We will enter a grey zone with the question whether officials of a church — just as a officials of a company — can as believers claim to be unaware of the flaws of their product even if these flaws are openly discussed. Manufacturers of cars recall their products if they hear of substantial design failures in order to avoid further accidents (and can be made liable if they fail to observe this their responsibility). Companies like Bertelsmann, the global publisher (I was part of the research team from 1999 to 2002), employ historians if they are faced with allegations that they have been glorifying their own past. A company can under such allegations be expected to commission an independent report and it can accept, if it comes that far, the proof that its officials had indeed been manipulating the company records in the past. The question is then not only whether LDS officials are spreading lies; it is also whether they failed to acknowledge their responsibility as a company to protect their customers from buying a flawed product together with a manipulated company history. You may believe in the truth of your own words but (at least as a company) you can also be expected to make sure that others can actually believe in these your words.

Serving customers who want to run the risk of being betrayed?

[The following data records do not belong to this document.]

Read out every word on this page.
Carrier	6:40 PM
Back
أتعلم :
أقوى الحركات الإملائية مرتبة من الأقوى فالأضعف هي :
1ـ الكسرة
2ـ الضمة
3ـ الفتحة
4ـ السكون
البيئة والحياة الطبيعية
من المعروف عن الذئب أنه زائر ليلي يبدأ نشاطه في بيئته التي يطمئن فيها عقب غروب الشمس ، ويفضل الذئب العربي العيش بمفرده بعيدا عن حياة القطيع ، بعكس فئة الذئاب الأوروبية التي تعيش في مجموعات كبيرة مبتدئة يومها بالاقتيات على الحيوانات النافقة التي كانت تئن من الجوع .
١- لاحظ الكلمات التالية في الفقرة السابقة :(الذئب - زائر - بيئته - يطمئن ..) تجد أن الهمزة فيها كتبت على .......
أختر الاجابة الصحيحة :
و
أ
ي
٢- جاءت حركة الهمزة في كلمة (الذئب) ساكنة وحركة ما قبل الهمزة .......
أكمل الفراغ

I think we still have a problem here with the company that is selling a belief. The question is: What is a church actually selling? One might say it sells a product that will by definition be bought only by customers who want to believe in the unlikely, the scary, the potentially fraudulent and the potentially fictitious. The question will be here again: What does the customer expect from the organisers of the creed? You may buy unlikely, scary, potentially fraudulent and fictitious claims but you will, as a believer, buy them only under the premise that your religious leaders are believing in the very “truth” of their own product.

A case that could be submitted since it promises not to harm other churches?

Tom Phillips has under all these premises opened an intriguing case – as it seems to a good extent under the promise that he will not touch organisations such as the Catholic or the Anglican Church. Both churches have indeed no problem with letting historians explore their text base. They can easily agree with modern historians that the Bible is pervaded by erroneous historical and cosmological suppositions (my copy of the Catholic Jerusalem Bible opens with the footnote statement that Genesis 1 is stating historical beliefs that are, of course, now obsolete). They can distance themselves from atrocities committed in their name such as the burning of Giordano Bruno and they can easily admit, as does the Catholic Church today, that Galileo Galilei was right where they were wrong. The LDS has a different attitude towards beliefs (one it shares with evangelical Christian such as Ken Ham). What makes the LDS vulnurable is at the same moment its system of financing, the way these beliefs are turned into financial benefits – so the two sides of the coin that seem to have allowed Phillips to open the case thus far.

The entire interview with Tom Phillips is pervaded by indications of a complex feedback driven process in which the particular case had to become that special before it could be submitted. As a historian who has worked in a commission that explored the history of a companies records I confess I would love to see the entire mail exchange that preceded this case and the modifications of the case are carefully preserved. The steps how the allegations found their final shape are of interest here – they shed light on the common sense that makes religions so special, so it seems.